On Wed, Jun 27, 2018 at 12:39 PM, Paul Koning <paulkoning at comcast.net>
wrote:
This reminds me of a research project done at DEC that
at one point was
discussed as a possible product but didn't happen: an Ethernet segment
mapping device. It was called "packet voltmeter". The idea was that
you'd
have one at each end of the cable (it replaced the terminator). It would
build a table of source addresses and packet signal amplitude. You could
then combine the measurements at the two endpoints, plus the known cable
attenuation, to make a physical map (with tap placement) of each Ethernet
node.
HP made that, and sold it as the 4990S "LANProbe Network Analysis System",
which consisted of a 4991A "LANProbe" Cable Segment Analyzer, which you put
at one end of the 10BASE-2 segment, and a 4992A "node locator", for the
other end.
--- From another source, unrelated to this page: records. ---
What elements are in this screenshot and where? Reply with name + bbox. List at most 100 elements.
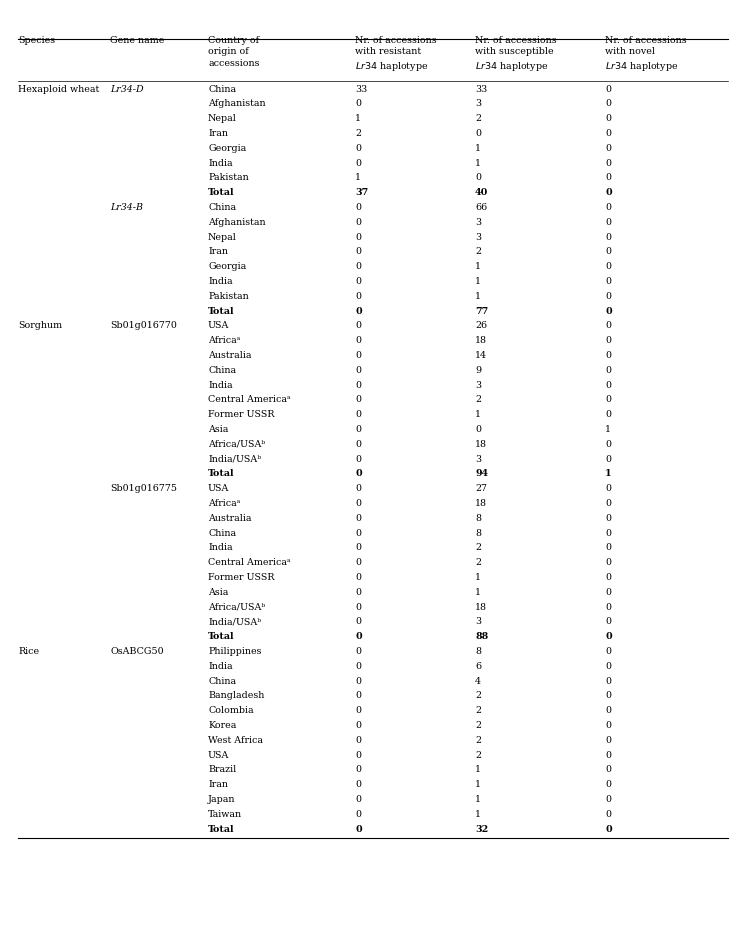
Text: 0: 0 bbox=[605, 158, 611, 167]
Text: Total: Total bbox=[208, 307, 235, 315]
Text: 0: 0 bbox=[355, 410, 361, 419]
Text: 18: 18 bbox=[475, 336, 487, 345]
Text: Nepal: Nepal bbox=[208, 232, 237, 242]
Text: Nr. of accessions
with novel
$Lr34$ haplotype: Nr. of accessions with novel $Lr34$ hapl… bbox=[605, 36, 686, 72]
Text: 0: 0 bbox=[475, 173, 481, 183]
Text: 0: 0 bbox=[605, 439, 611, 449]
Text: 0: 0 bbox=[605, 85, 611, 93]
Text: 0: 0 bbox=[605, 677, 611, 685]
Text: Nepal: Nepal bbox=[208, 114, 237, 123]
Text: 1: 1 bbox=[475, 780, 481, 789]
Text: 8: 8 bbox=[475, 529, 481, 537]
Text: Lr34-D: Lr34-D bbox=[110, 85, 144, 93]
Text: Pakistan: Pakistan bbox=[208, 173, 249, 183]
Text: 0: 0 bbox=[475, 425, 481, 434]
Text: 0: 0 bbox=[355, 514, 361, 522]
Text: Africa/USAᵇ: Africa/USAᵇ bbox=[208, 602, 265, 612]
Text: Gene name: Gene name bbox=[110, 36, 165, 45]
Text: China: China bbox=[208, 677, 236, 685]
Text: 0: 0 bbox=[605, 751, 611, 759]
Text: 66: 66 bbox=[475, 203, 487, 212]
Text: 1: 1 bbox=[475, 263, 481, 271]
Text: Nr. of accessions
with resistant
$Lr34$ haplotype: Nr. of accessions with resistant $Lr34$ … bbox=[355, 36, 437, 72]
Text: 0: 0 bbox=[355, 307, 362, 315]
Text: 2: 2 bbox=[475, 721, 481, 730]
Text: 8: 8 bbox=[475, 514, 481, 522]
Text: 0: 0 bbox=[355, 247, 361, 256]
Text: 1: 1 bbox=[355, 114, 361, 123]
Text: 0: 0 bbox=[605, 646, 611, 656]
Text: 1: 1 bbox=[475, 588, 481, 597]
Text: 0: 0 bbox=[605, 336, 611, 345]
Text: 0: 0 bbox=[475, 129, 481, 138]
Text: 8: 8 bbox=[475, 646, 481, 656]
Text: 0: 0 bbox=[605, 292, 611, 301]
Text: 0: 0 bbox=[605, 706, 611, 715]
Text: 0: 0 bbox=[355, 158, 361, 167]
Text: 0: 0 bbox=[355, 321, 361, 330]
Text: Asia: Asia bbox=[208, 425, 228, 434]
Text: 2: 2 bbox=[475, 692, 481, 700]
Text: China: China bbox=[208, 529, 236, 537]
Text: 0: 0 bbox=[605, 380, 611, 390]
Text: Country of
origin of
accessions: Country of origin of accessions bbox=[208, 36, 260, 68]
Text: 18: 18 bbox=[475, 499, 487, 508]
Text: India: India bbox=[208, 277, 232, 286]
Text: 2: 2 bbox=[475, 751, 481, 759]
Text: 0: 0 bbox=[355, 677, 361, 685]
Text: Georgia: Georgia bbox=[208, 144, 246, 152]
Text: Total: Total bbox=[208, 470, 235, 478]
Text: 40: 40 bbox=[475, 188, 489, 197]
Text: 0: 0 bbox=[605, 173, 611, 183]
Text: 0: 0 bbox=[355, 662, 361, 671]
Text: 0: 0 bbox=[605, 602, 611, 612]
Text: Georgia: Georgia bbox=[208, 263, 246, 271]
Text: 4: 4 bbox=[475, 677, 481, 685]
Text: 0: 0 bbox=[605, 129, 611, 138]
Text: 0: 0 bbox=[605, 558, 611, 567]
Text: 0: 0 bbox=[355, 736, 361, 744]
Text: Former USSR: Former USSR bbox=[208, 573, 275, 582]
Text: Australia: Australia bbox=[208, 351, 252, 359]
Text: 0: 0 bbox=[605, 543, 611, 552]
Text: India/USAᵇ: India/USAᵇ bbox=[208, 617, 261, 627]
Text: 2: 2 bbox=[475, 543, 481, 552]
Text: Taiwan: Taiwan bbox=[208, 809, 242, 819]
Text: 0: 0 bbox=[605, 736, 611, 744]
Text: 2: 2 bbox=[475, 395, 481, 405]
Text: Total: Total bbox=[208, 632, 235, 641]
Text: Africaᵃ: Africaᵃ bbox=[208, 499, 241, 508]
Text: 3: 3 bbox=[475, 100, 481, 108]
Text: Afghanistan: Afghanistan bbox=[208, 217, 266, 227]
Text: 0: 0 bbox=[605, 514, 611, 522]
Text: 3: 3 bbox=[475, 455, 481, 464]
Text: 0: 0 bbox=[355, 336, 361, 345]
Text: Central Americaᵃ: Central Americaᵃ bbox=[208, 558, 291, 567]
Text: 14: 14 bbox=[475, 351, 487, 359]
Text: Sorghum: Sorghum bbox=[18, 321, 62, 330]
Text: 88: 88 bbox=[475, 632, 489, 641]
Text: 0: 0 bbox=[355, 232, 361, 242]
Text: Nr. of accessions
with susceptible
$Lr34$ haplotype: Nr. of accessions with susceptible $Lr34… bbox=[475, 36, 556, 72]
Text: Iran: Iran bbox=[208, 780, 228, 789]
Text: Africa/USAᵇ: Africa/USAᵇ bbox=[208, 439, 265, 449]
Text: 32: 32 bbox=[475, 824, 489, 834]
Text: 0: 0 bbox=[605, 721, 611, 730]
Text: 33: 33 bbox=[355, 85, 368, 93]
Text: 0: 0 bbox=[605, 529, 611, 537]
Text: Africaᵃ: Africaᵃ bbox=[208, 336, 241, 345]
Text: Australia: Australia bbox=[208, 514, 252, 522]
Text: 0: 0 bbox=[605, 203, 611, 212]
Text: 2: 2 bbox=[475, 736, 481, 744]
Text: 1: 1 bbox=[475, 410, 481, 419]
Text: 0: 0 bbox=[355, 809, 361, 819]
Text: 0: 0 bbox=[355, 529, 361, 537]
Text: 0: 0 bbox=[605, 114, 611, 123]
Text: 0: 0 bbox=[355, 277, 361, 286]
Text: India/USAᵇ: India/USAᵇ bbox=[208, 455, 261, 464]
Text: 9: 9 bbox=[475, 366, 481, 375]
Text: 0: 0 bbox=[605, 144, 611, 152]
Text: 0: 0 bbox=[605, 499, 611, 508]
Text: 1: 1 bbox=[475, 144, 481, 152]
Text: 0: 0 bbox=[605, 307, 612, 315]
There was also HP 4990A ProbeView software for Windows 3.0, but
the 4991A and 4992A together could do what you describe, even without the
the 4990A.
I bought a 4991A from a surplus store cheap 20 years ago, but I've never
found the 4992A, and the 4991A offers only a tiny subset of the
functionality if you don't also have the 4992A.
The Internet doesn't know much about the HP 499x products. They are
mentioned in an HP Journal article "Design Challenges for Distributed LAN
Analysis" in February 1992 (vol 43 no 1 page 66 ff.).